During the subsequent two to three months, fellows make individual appointments with selected faculty members of their choice to discuss future research opportunities. Fellows may also explore research opportunities within other research groups and laboratories throughout BCM and the Texas Medical Center. By the end of May of their first year, with guidance from their clinical mentor, Section Chief, and the fellowship leadership, each fellow selects a research mentor and laboratory or clinical research project.

Subsequently, during the second and third years of fellowship, the fellows have protected time with limited clinical responsibilities in order to focus on their independent research project under the supervision of their research mentor.

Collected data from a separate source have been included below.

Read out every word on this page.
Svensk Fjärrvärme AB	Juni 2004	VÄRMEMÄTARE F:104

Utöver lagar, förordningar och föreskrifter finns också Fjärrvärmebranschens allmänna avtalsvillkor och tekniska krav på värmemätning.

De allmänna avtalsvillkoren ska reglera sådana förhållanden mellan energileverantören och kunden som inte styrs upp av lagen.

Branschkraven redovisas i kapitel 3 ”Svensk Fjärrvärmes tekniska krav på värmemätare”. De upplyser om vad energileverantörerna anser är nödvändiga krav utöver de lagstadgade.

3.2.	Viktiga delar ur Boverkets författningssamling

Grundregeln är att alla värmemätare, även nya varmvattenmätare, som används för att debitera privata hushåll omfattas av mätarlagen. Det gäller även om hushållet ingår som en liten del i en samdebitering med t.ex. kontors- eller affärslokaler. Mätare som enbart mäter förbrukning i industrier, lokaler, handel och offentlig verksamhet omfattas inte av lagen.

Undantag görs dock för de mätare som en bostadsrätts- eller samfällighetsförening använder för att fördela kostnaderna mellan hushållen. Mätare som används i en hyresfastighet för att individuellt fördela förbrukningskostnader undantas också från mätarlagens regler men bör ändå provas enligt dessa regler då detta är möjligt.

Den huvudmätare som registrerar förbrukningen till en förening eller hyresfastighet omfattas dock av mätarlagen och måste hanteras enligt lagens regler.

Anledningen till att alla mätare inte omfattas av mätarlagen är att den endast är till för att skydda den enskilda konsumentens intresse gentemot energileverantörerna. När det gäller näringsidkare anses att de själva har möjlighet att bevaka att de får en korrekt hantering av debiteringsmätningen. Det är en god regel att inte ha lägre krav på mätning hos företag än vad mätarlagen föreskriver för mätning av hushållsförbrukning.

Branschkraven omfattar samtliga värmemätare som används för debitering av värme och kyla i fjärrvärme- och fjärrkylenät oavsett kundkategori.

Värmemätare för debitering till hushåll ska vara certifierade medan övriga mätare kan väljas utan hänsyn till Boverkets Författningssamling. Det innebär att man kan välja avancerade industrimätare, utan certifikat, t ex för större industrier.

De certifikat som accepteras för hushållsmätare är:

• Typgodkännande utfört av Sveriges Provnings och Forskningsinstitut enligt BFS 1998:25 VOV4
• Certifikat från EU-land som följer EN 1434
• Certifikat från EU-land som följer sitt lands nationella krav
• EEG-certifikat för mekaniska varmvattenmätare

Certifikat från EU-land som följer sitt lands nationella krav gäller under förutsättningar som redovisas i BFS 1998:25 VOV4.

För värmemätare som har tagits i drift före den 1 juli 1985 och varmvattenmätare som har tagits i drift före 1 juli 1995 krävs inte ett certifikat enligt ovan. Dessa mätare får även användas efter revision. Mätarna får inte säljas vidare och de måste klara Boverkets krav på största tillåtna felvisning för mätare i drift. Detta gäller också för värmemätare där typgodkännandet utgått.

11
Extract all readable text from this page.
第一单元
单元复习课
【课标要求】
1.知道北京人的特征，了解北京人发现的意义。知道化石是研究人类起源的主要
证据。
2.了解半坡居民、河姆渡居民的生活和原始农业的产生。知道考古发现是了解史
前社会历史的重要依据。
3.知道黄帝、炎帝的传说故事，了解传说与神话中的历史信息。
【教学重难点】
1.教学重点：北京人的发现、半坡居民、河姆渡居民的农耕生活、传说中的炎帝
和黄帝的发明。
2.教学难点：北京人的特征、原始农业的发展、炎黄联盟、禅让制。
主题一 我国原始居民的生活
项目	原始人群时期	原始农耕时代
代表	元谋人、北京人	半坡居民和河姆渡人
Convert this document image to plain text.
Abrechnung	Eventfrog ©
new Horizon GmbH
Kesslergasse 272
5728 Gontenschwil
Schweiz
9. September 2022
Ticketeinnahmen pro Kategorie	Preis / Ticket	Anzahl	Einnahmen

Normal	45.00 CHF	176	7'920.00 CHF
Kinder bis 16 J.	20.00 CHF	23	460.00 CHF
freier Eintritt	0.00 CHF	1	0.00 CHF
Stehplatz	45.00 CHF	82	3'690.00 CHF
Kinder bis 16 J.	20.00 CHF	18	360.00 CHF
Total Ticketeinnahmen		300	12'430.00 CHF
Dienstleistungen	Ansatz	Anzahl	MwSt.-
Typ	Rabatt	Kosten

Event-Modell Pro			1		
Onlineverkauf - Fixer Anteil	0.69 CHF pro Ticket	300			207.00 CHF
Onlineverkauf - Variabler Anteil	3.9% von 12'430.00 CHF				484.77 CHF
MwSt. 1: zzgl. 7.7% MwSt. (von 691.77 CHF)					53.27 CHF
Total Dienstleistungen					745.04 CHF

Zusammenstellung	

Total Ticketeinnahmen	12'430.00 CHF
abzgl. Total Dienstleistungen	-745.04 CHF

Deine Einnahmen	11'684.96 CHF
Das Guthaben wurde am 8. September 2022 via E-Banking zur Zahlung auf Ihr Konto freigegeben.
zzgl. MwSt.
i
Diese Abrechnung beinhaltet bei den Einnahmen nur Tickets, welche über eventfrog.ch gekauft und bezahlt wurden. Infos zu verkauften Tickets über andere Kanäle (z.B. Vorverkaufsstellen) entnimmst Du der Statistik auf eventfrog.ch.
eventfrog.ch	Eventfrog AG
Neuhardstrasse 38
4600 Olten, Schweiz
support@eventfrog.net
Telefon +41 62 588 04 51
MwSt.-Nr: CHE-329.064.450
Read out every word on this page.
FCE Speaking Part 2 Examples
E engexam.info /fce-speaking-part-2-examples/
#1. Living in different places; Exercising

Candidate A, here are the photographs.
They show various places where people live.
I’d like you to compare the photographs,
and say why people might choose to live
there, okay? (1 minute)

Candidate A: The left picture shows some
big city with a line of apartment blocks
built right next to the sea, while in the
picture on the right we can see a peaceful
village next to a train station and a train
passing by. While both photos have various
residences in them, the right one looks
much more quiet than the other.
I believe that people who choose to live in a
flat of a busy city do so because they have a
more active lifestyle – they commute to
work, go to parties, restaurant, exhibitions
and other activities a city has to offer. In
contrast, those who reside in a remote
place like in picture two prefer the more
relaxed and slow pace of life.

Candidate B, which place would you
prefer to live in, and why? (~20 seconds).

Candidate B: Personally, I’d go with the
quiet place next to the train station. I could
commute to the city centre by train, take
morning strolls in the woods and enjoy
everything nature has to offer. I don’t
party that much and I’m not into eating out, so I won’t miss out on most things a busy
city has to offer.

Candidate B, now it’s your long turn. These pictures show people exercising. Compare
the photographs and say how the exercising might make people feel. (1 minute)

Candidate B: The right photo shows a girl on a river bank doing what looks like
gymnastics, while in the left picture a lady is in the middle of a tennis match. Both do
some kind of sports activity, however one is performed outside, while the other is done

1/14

Fellows commit approximately 80% of their time to their research projects. The goal of training during this period is for the fellow to develop the research skills and training necessary to ultimately become a successful independent laboratory or clinical investigator. Fellows pursuing an academic research pathway are encouraged to continue their research during their fourth year.

Excellent mentorship is a hallmark of our fellowship training program. Fellows receive individualized in-depth training in their selected clinical or basic research interest under the mentorship of a committed faculty research mentor. These research mentors are dedicated to ensuring that each fellow receives the guidance and direction necessary to develop a successful career in academic Pediatric Hematology-Oncology. Fellows are responsible for carrying out an independent research project. They receive support from their Scholarship Oversight Committee, a faculty advisory committee which is personalized for each fellow to include the fellow’s research mentor and additional faculty members with expertise in the fellow’s area of research and convenes formally with the fellow to ensure a productive and successful research experience.

Continuing Clinical Training in Second and Third Years

In order to maintain and enhance fellows’ clinical skills during this extended research period, all fellows’ continue to have clinical responsibilities which account for approximately 20% of their time. Fellows spend a half-day per week in their continuity clinic, in addition to some night and weekend coverage responsibilities. They also spend one month on the inpatient Bone Marrow Transplantation service during their second year of fellowship. Overall, throughout the 36-month fellowship program, the trainees spend approximately 50% of their time in various clinical settings and the remaining 50% engaged in research activities.

In addition, fellows continue to participate in the ongoing schedule of educational conferences and research seminars, all of which serve to enhance their educational experience.